Game of Drones
Page 22
Trevor rubbed sleep from his eyes, waiting for the whale to surface again. He was anxious for another GPS reading; the last one contained incomplete data. His eyes wandered to information posted on the web site, his most recent obsession:
“This is the official web site of the Wired Kingdom television show. All content herein is the sole property of Wired Kingdom.”
He clicked the “Contest Information” link:
“Wired Kingdom strives to present a thoroughly absorbing and unique educational experience for all of its viewers. A large component of our programming involves this web site. Viewers are encouraged to participate by entering weekly contests sponsored by Wired Kingdom in conjunction with its television nature series. Most of our contests revolve around online interaction with our free-ranging wild animals featuring live web-cams. These audio/visual feeds are streamed through our web site completely unaltered in real time through our privately owned satellite network.
With an amused sort of detachment at what had been done with his technical creation, Trevor clicked the listing for the current week’s contest:
“A cash prize of one million U.S. dollars will be awarded to the contestant who submits a screen-captured image from our web site’s Wired Animal streaming broadcast demonstrating a ‘spectacular and clearly visible example of human presence in the ocean.’
“All entries must be submitted no later than midnight, July 23. Winners will be announced live on the following Friday night’s 8:00 P.M. television broadcast.

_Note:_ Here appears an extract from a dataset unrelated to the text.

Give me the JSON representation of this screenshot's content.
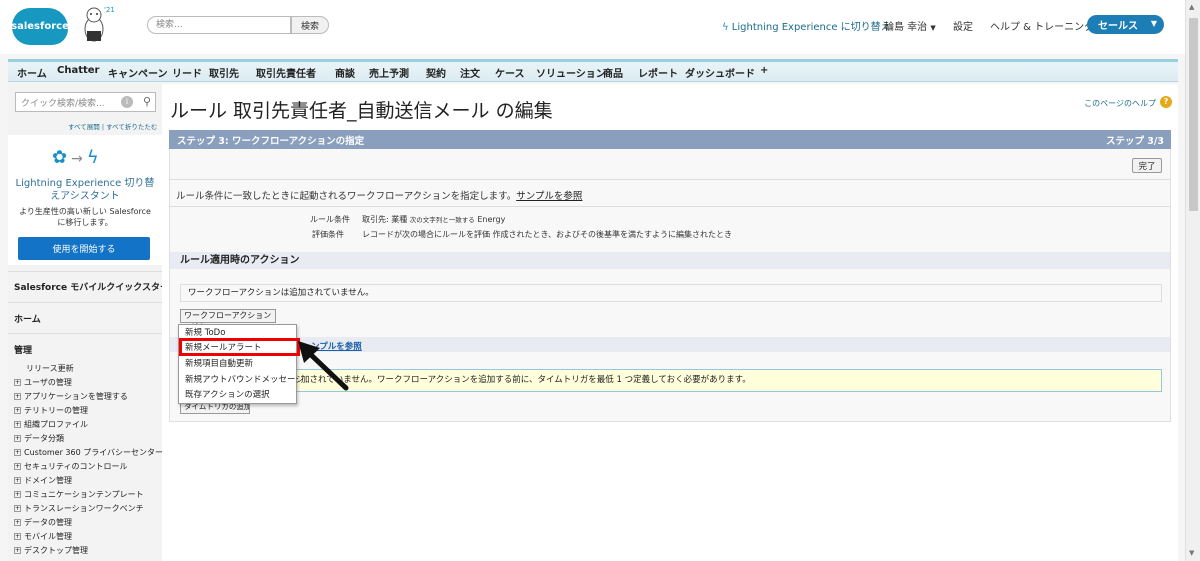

In the event that two identical images are submitted, the winner will be that with the earliest submission date/time stamp. Only one entry per contestant per week. Once a contestant has submitted their entry, the entry is final. Contest only open to Wired Kingdom web subscribers.
“Good luck!”
As an employee of Wired Kingdom, Trevor was ineligible for the show’s cash prize. But human presence in the ocean? At first he thought there would be a lot to choose from; however, the whale had remained hundreds of miles from land, avoiding the major shipping lanes. At an entry fee of fifty dollars, potential contestants were passing on the occasional plastic six-pack tie, shopping bag or miscellaneous piece of fishing gear in hopes of snapping a one-in-a-million shot of some icon of the sea: maybe a message in a bottle or perhaps a sunken Spanish galleon loaded with gold doubloons that every sea aficionado dreams of discovering.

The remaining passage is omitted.